June 19, 2013
|Towns and Villages of Cumbria|
(See also Watendlath Tarn)
The isolated hamlet of Watendlath, granted to Fountains Abbey in 1195, is now the property of the National Trust. At the end of a narrow, dead-end road, set in the fold of the mountains, it is surrounded by the Lake Districts stunning countryside.
Sitting beside Watendlath tarn, Watendlath consists of only a few whitewashed houses and stone barns. Anglers come here to fish for trout in the tarn, featured in Edmund Cassons poem The Wise Kings of Borrowdale:
Watendlath's quiet nook.
A farm is there, and a slated barn,
And a waterfall, and a pebbly tarn;
And all the way to High Lodore
The banks of the beck are painted o'er
With red herb-willow and red loose-strife.
Watendlath and its tarn have another connection with literature having served as the setting in Judith Paris, one of Hugh Walpoles Herries Chronicles.

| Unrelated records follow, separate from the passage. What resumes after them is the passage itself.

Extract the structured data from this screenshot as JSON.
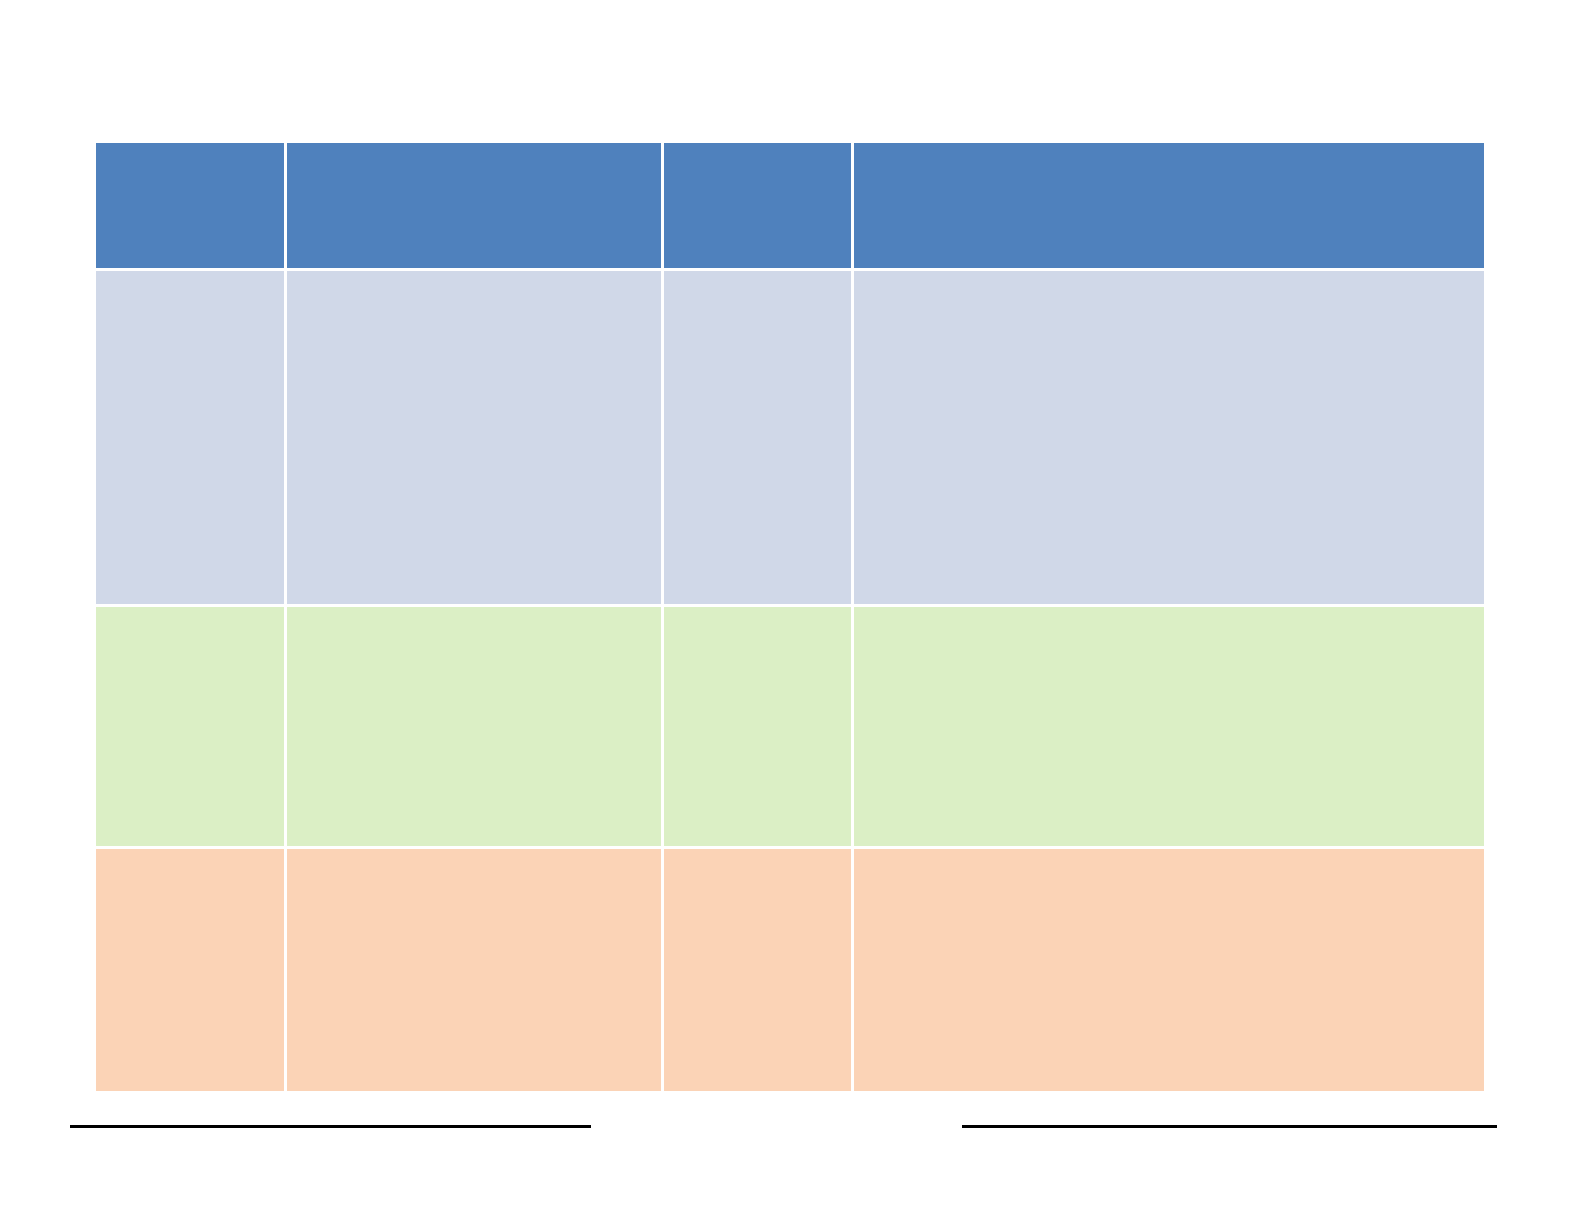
{
  "table": {
    "header": [
      "",
      "",
      "",
      ""
    ],
    "rows": [
      {
        "cells": [
          "",
          "",
          "",
          ""
        ]
      },
      {
        "cells": [
          "",
          "",
          "",
          ""
        ]
      },
      {
        "cells": [
          "",
          "",
          "",
          ""
        ]
      }
    ]
  },
  "colors": {
    "header": "#4f81bd",
    "row_1": "#d0d8e8",
    "row_2": "#dbefc5",
    "row_3": "#fbd3b6",
    "rule": "#000000"
  }
}
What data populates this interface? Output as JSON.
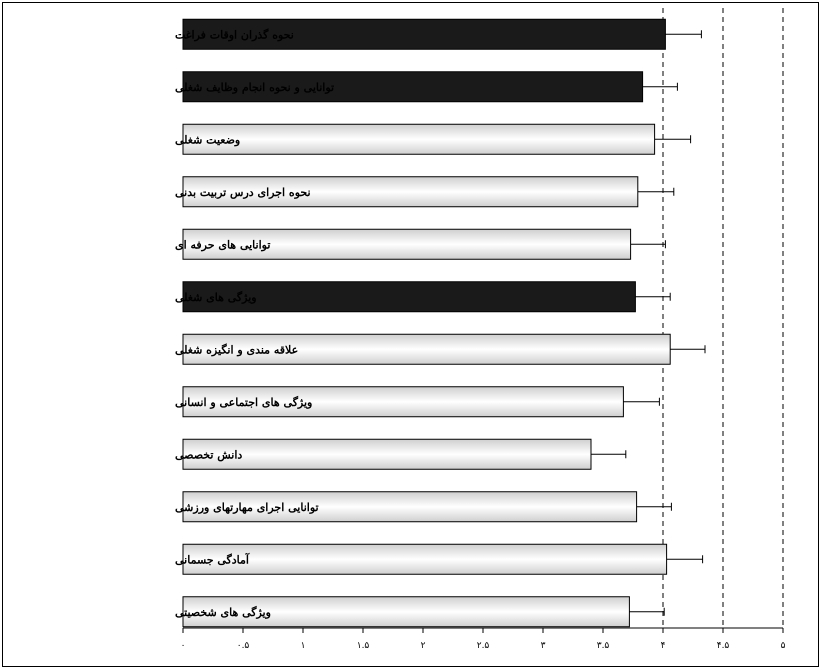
{
  "chart_data": {
    "type": "bar",
    "orientation": "horizontal",
    "categories": [
      "نحوه گذران اوقات فراغت",
      "توانایی و نحوه انجام وظایف شغلی",
      "وضعیت شغلی",
      "نحوه اجرای درس تربیت بدنی",
      "توانایی های حرفه ای",
      "ویژگی های شغلی",
      "علاقه مندی و انگیزه شغلی",
      "ویژگی های اجتماعی و انسانی",
      "دانش تخصصی",
      "توانایی اجرای مهارتهای ورزشی",
      "آمادگی جسمانی",
      "ویژگی های شخصیتی"
    ],
    "values": [
      4.02,
      3.83,
      3.93,
      3.79,
      3.73,
      3.77,
      4.06,
      3.67,
      3.4,
      3.78,
      4.03,
      3.72
    ],
    "errors": [
      0.3,
      0.29,
      0.3,
      0.3,
      0.29,
      0.29,
      0.29,
      0.3,
      0.29,
      0.29,
      0.3,
      0.29
    ],
    "bar_style": [
      "dark",
      "dark",
      "light",
      "light",
      "light",
      "dark",
      "light",
      "light",
      "light",
      "light",
      "light",
      "light"
    ],
    "xlim": [
      0,
      5
    ],
    "xticks": [
      0,
      0.5,
      1,
      1.5,
      2,
      2.5,
      3,
      3.5,
      4,
      4.5,
      5
    ],
    "xtick_labels": [
      "۰",
      "۰.۵",
      "۱",
      "۱.۵",
      "۲",
      "۲.۵",
      "۳",
      "۳.۵",
      "۴",
      "۴.۵",
      "۵"
    ],
    "reference_lines": [
      4,
      4.5,
      5
    ],
    "title": "",
    "xlabel": "",
    "ylabel": "",
    "colors": {
      "dark": "#1a1a1a",
      "light_edge": "#d8d8d8",
      "light_mid": "#ffffff",
      "axis": "#000000"
    }
  }
}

This is walking country. The hamlet is a popular starting and ending point for hiking the adjoining fells and Borrowdale. A path from the west side of Thirlmere near the south end of the reservoir passes through plantations of birch and pine before descending to Watendlath. Another path goes from the west side of Thirlmere near the north end of reservoir, crosses High Tove, and then joins the other path before descending to Watendlath. A footpath from Rosthwaite leads over the fell via Ashness bridge to Watendlath.
Photos courtesy of Andy Wallace
Watendlath is four miles south of Keswick at the end of a minor road off the B5289 that skirts Derwent Water.